All babies should be placed on their backs to sleep. There is a high risk of SIDS if they are placed on their belly to sleep. They should always be in a crib/bassinet for sleep. The only thing that should be in the crib is one fitted sheet—no crib bumpers. No blankets. And no teddy bears. They can stay in a swaddle until they begin to roll, and then they can go into a sleep sack.

3. I don’t understand my newborn’s sleep.

Newborns are usually awake much more at night and sleep more during the day. They sometimes cluster feed towards the evening hours, but might not give you a big break from wanting to nurse for those first 2-3 weeks. Overall, they sleep 16-18 hours a day. Newborns should always be woken from sleep if they are going more than 3 hours during the day or more than 4 hours at night without eating for those first few weeks. To try to adjust them to days and nights. Have them sleep in a common room where the blinds are open, and you are doing your normal daily activities. Then keep night time very dark and quiet.

4. My baby’s poop is a rainbow of green, brown, and yellow.

The only colors that are concerning for baby poop are red (blood), black (old blood), and white (liver problem). Other than those three colors, every other color is most likely normal. Breastfed babies poop is usually yellow and mustard-like. Formula-fed babies can have more formed and darker brown stools.
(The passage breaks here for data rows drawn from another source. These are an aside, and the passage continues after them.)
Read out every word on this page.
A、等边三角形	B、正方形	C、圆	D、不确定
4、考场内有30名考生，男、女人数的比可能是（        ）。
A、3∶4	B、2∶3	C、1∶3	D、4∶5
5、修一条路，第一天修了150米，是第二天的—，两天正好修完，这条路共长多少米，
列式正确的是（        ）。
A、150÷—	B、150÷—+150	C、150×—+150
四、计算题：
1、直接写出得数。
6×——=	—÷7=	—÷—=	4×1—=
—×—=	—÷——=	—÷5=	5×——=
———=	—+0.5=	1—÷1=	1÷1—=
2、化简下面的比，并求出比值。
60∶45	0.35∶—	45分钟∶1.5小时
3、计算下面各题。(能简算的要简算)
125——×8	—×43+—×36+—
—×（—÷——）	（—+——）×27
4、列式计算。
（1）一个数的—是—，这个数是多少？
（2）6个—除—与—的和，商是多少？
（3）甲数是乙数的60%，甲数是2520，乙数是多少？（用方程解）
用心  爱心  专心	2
5. Can I take my newborn out?

The best time to have your little one out and around people is after the second month’s set of vaccines. Before that, they are at high risk of contracting an illness, which is a lot more serious when they are that tiny. Feel free to go on walks and don’t feel like you are on house arrest. But I would avoid supermarkets, restaurants, the airport until they get vaccinated.

I hope that these common pediatrician questions help some of you first-time mommas. Keep those questions coming at your doctors’ visits. Even for those of us who believed we were more “experienced” when it came to babies, we were lost in the beginning!